Trust Deeds: Private Money Lending

Private Money Lending Trust Deeds

Private Money Lending Trust Deeds

Private money lending is a non-institutionalized, short-term real estate funding opportunity that uses the protective equity of the property as collateral for the loan.

There are a number of professional companies that specialize in providing loans that may not be available through traditional lenders. In other words, they obtain money from a variety of sources for trust deed investments. Sometimes the funds for “hard money lending” as it is sometimes called come from individual investors. Other times the money is obtained through hedge funds, IRAs, trusts, pension plans and REITs among others.

Borrowers who fail to qualify for the guidelines of a conventional loan from a bank require private money lending. Although an investor’s credit and income may be sufficient according to traditional guidelines, the classification of a trust deed loan as “sub prime” prevents the lender from granting the loan. Thus private money lending provides an attractive and reasonable solution with more lending options.

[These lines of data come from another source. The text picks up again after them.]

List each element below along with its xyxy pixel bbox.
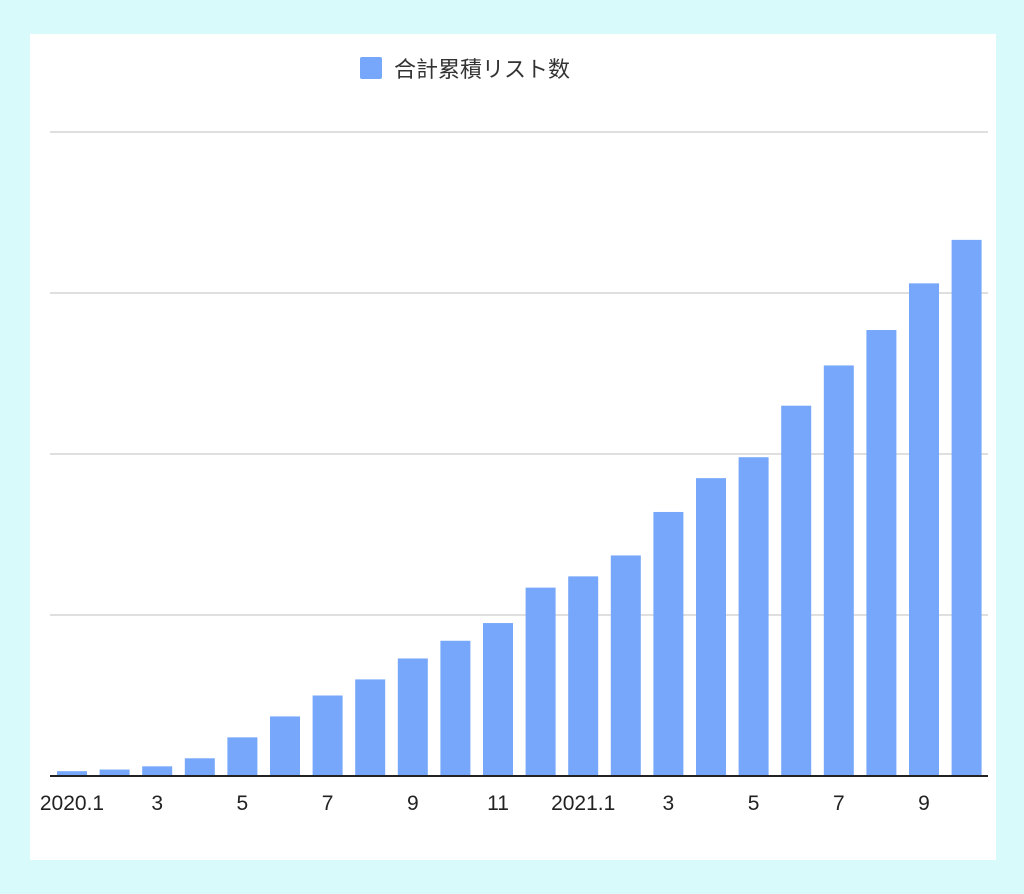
bar-chart: 2020.1 3 5 7 9 11 2021.1 3 5 7 9 (40, 131, 988, 815)
bar-1 (57, 771, 87, 776)
legend-swatch (360, 57, 382, 79)
chart-panel: 合計累積リスト数 2020.1 3 5 7 9 11 2021.1 3 5 7 9 (30, 34, 996, 860)
x-tick-label: 2021.1 (551, 792, 615, 815)
bar-19 (823, 365, 854, 776)
bar-5 (227, 737, 258, 776)
x-tick-label: 5 (748, 792, 760, 815)
x-tick-label: 3 (151, 792, 163, 815)
bar-16 (696, 478, 726, 776)
x-tick-label: 9 (918, 792, 930, 815)
x-tick-label: 11 (487, 792, 509, 815)
bar-8 (355, 679, 386, 776)
x-tick-label: 7 (833, 792, 845, 815)
bar-6 (270, 716, 300, 776)
bar-21 (909, 283, 939, 776)
bar-4 (184, 758, 215, 776)
bar-22 (951, 239, 982, 776)
x-tick-label: 5 (237, 792, 249, 815)
bar-18 (781, 405, 812, 776)
bar-9 (397, 658, 428, 776)
x-tick-label: 2020.1 (40, 792, 104, 815)
bar-15 (653, 511, 684, 776)
bar-10 (440, 640, 471, 776)
bar-3 (142, 766, 173, 776)
legend: 合計累積リスト数 (360, 54, 571, 83)
bar-2 (99, 769, 130, 776)
bar-20 (866, 330, 897, 776)
legend-label: 合計累積リスト数 (394, 58, 571, 83)
x-tick-label: 7 (322, 792, 334, 815)
x-tick-label: 3 (663, 792, 675, 815)
bar-14 (610, 555, 641, 776)
bar-11 (483, 623, 513, 776)
bar-12 (525, 587, 556, 776)
bar-7 (312, 695, 343, 776)
bar-13 (568, 576, 599, 776)
x-tick-label: 9 (407, 792, 419, 815)
bar-17 (738, 457, 769, 776)
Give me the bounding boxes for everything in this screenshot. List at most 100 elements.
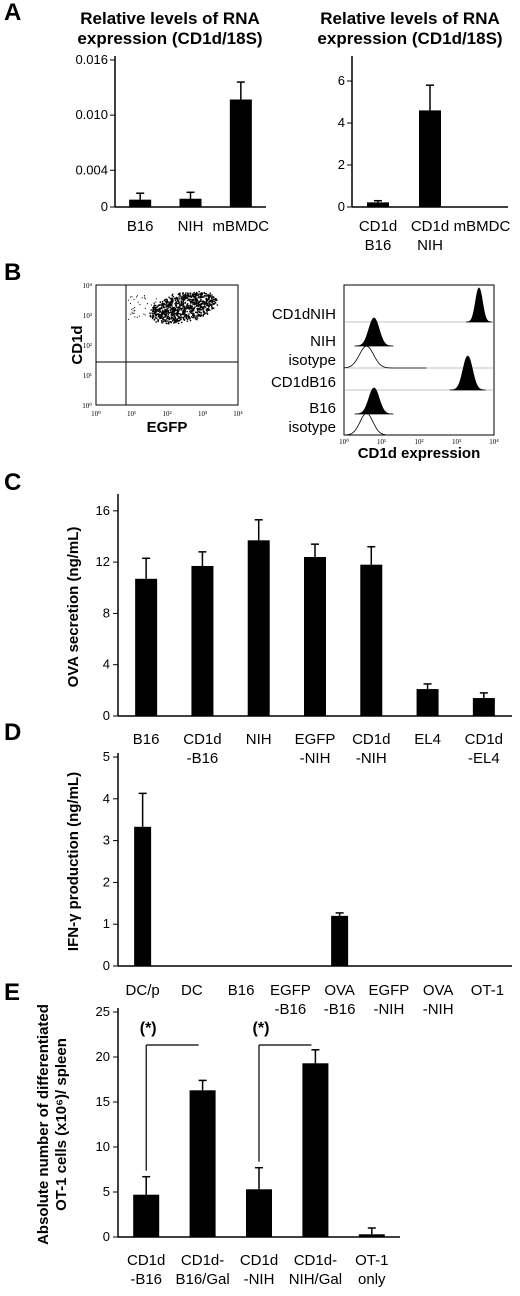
category-label: DC/p — [126, 982, 160, 999]
scatter-point — [202, 300, 204, 302]
scatter-point — [206, 304, 208, 306]
scatter-point — [167, 311, 170, 313]
scatter-point — [193, 301, 196, 303]
scatter-point — [178, 301, 180, 304]
significance-label: (*) — [140, 1020, 157, 1037]
scatter-point — [213, 303, 215, 305]
scatter-point — [157, 319, 160, 321]
bar — [331, 915, 349, 966]
scatter-point — [198, 295, 200, 298]
scatter-point — [180, 316, 182, 319]
scatter-point — [175, 301, 177, 303]
category-label: B16 — [127, 218, 154, 235]
scatter-point — [206, 300, 208, 302]
scatter-point — [180, 301, 183, 303]
scatter-point — [190, 296, 193, 298]
category-label: CD1d — [240, 1252, 278, 1269]
scatter-point — [194, 318, 197, 320]
y-tick-label: 2 — [103, 874, 110, 889]
scatter-point — [169, 309, 171, 311]
scatter-point — [212, 300, 214, 303]
scatter-point — [194, 306, 196, 308]
scatter-point — [171, 300, 174, 303]
scatter-point — [180, 317, 182, 319]
y-axis-label: IFN-γ production (ng/mL) — [65, 772, 82, 951]
histogram-isotype-nih — [343, 345, 427, 369]
histogram-x-label: CD1d expression — [358, 445, 481, 462]
scatter-point — [179, 293, 181, 295]
scatter-point — [157, 305, 159, 307]
scatter-point — [138, 315, 140, 317]
scatter-point — [190, 306, 193, 309]
scatter-point — [185, 316, 187, 318]
scatter-point — [175, 313, 178, 315]
scatter-point — [169, 306, 172, 308]
scatter-point — [178, 302, 180, 305]
scatter-point — [178, 320, 180, 322]
scatter-point — [207, 305, 209, 307]
scatter-point — [163, 310, 166, 313]
scatter-point — [154, 304, 156, 306]
scatter-point — [131, 296, 133, 298]
scatter-point — [152, 313, 154, 315]
scatter-point — [136, 295, 138, 297]
scatter-point — [163, 319, 165, 321]
scatter-point — [211, 297, 213, 300]
scatter-point — [152, 317, 154, 319]
scatter-point — [166, 305, 169, 307]
scatter-point — [171, 302, 173, 304]
scatter-point — [191, 298, 193, 301]
scatter-y-tick: 10³ — [83, 312, 92, 320]
scatter-point — [167, 317, 170, 320]
histogram-x-tick: 10⁴ — [489, 438, 499, 446]
scatter-point — [178, 315, 180, 318]
scatter-point — [179, 303, 181, 305]
scatter-point — [164, 298, 166, 301]
scatter-point — [168, 296, 170, 299]
scatter-point — [133, 310, 135, 312]
scatter-point — [153, 303, 155, 305]
scatter-point — [171, 312, 174, 314]
scatter-point — [180, 300, 182, 303]
y-tick-label: 4 — [103, 791, 110, 806]
scatter-point — [169, 303, 171, 305]
scatter-point — [201, 294, 203, 296]
scatter-point — [176, 302, 179, 305]
scatter-point — [191, 305, 193, 307]
scatter-point — [173, 321, 176, 324]
scatter-point — [211, 302, 213, 304]
scatter-point — [163, 312, 166, 314]
scatter-point — [170, 300, 172, 303]
category-label: -EL4 — [468, 750, 500, 767]
scatter-point — [167, 315, 170, 317]
scatter-point — [170, 311, 173, 314]
scatter-point — [214, 297, 217, 300]
scatter-point — [189, 311, 192, 313]
scatter-point — [195, 295, 197, 297]
scatter-point — [152, 310, 155, 312]
scatter-point — [181, 305, 184, 307]
scatter-point — [183, 298, 185, 300]
scatter-point — [160, 306, 163, 308]
y-tick-label: 5 — [103, 749, 110, 764]
category-label: -NIH — [356, 750, 387, 767]
bar — [133, 1194, 160, 1237]
scatter-point — [155, 311, 158, 313]
scatter-y-tick: 10² — [83, 342, 92, 350]
scatter-point — [196, 294, 198, 297]
chart-ova-secretion: 0 4 8 12 16 OVA secretion (ng/mL) B16 CD1d -B16 N… — [65, 494, 512, 767]
scatter-point — [216, 304, 219, 306]
scatter-point — [154, 307, 156, 310]
scatter-point — [213, 300, 215, 302]
scatter-point — [162, 304, 164, 307]
scatter-point — [183, 318, 186, 321]
scatter-point — [200, 295, 202, 297]
scatter-point — [196, 311, 198, 314]
scatter-point — [208, 301, 210, 303]
scatter-point — [182, 294, 185, 297]
scatter-point — [136, 316, 138, 318]
scatter-point — [183, 310, 185, 313]
histogram-peak-nih — [354, 317, 394, 347]
scatter-point — [173, 308, 175, 310]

Companies who handle the specific needs of a private loan solicit, underwrite, process and fund private money lending and are safe and reliable. Naturally you would be wise to choose a company with a sterling reputation, possibly recommended by other investors.

Not all lenders will offer the same services but all understand the complexities of a trust deed transaction and creative financing. In general they provide underwritten, direct loans for borrowers. Therefore, they fund the loan internally after assessing the risks personally, instead of outsourcing to retrieve information. In this manner the terms of the loan can be adjusted accordingly and the loan granted within hours instead of days or weeks once the application has been submitted.

Private money lending companies offer unique opportunities for investors. The loan is first secured with a deed of trust on real estate and supported with the borrower’s personal guarantee. A Title Insurance Company that is known nationwide with a good reputation is responsible for insuring the deed of trust. The borrower pays for any costs incurred in the process of underwriting, documenting or servicing the loan.

The decision to fund the loan is based on the amount of equity in the property. This is the first assessment an asset-based lender will make and if that requirement is met, then the borrower is analyzed—his integrity, ability to repay the loan and whether the project is a viable one.

An officer of the lending company will personally inspect the property before a final decision to grant the loan will be made. Property values and appraisals are often confirmed in house by using sales analysis through interviews by real estate brokers who know the area.

Individual investors comprise by far, the funds for the majority of loans granted by most non-institutional lending companies. Each investor is provided with details of the loan summary including the terms of the loan, property to be used as collateral and information about the borrower.

Investors are supported and assisted through every stage of the loan process; another attractive feature of trust deed investing.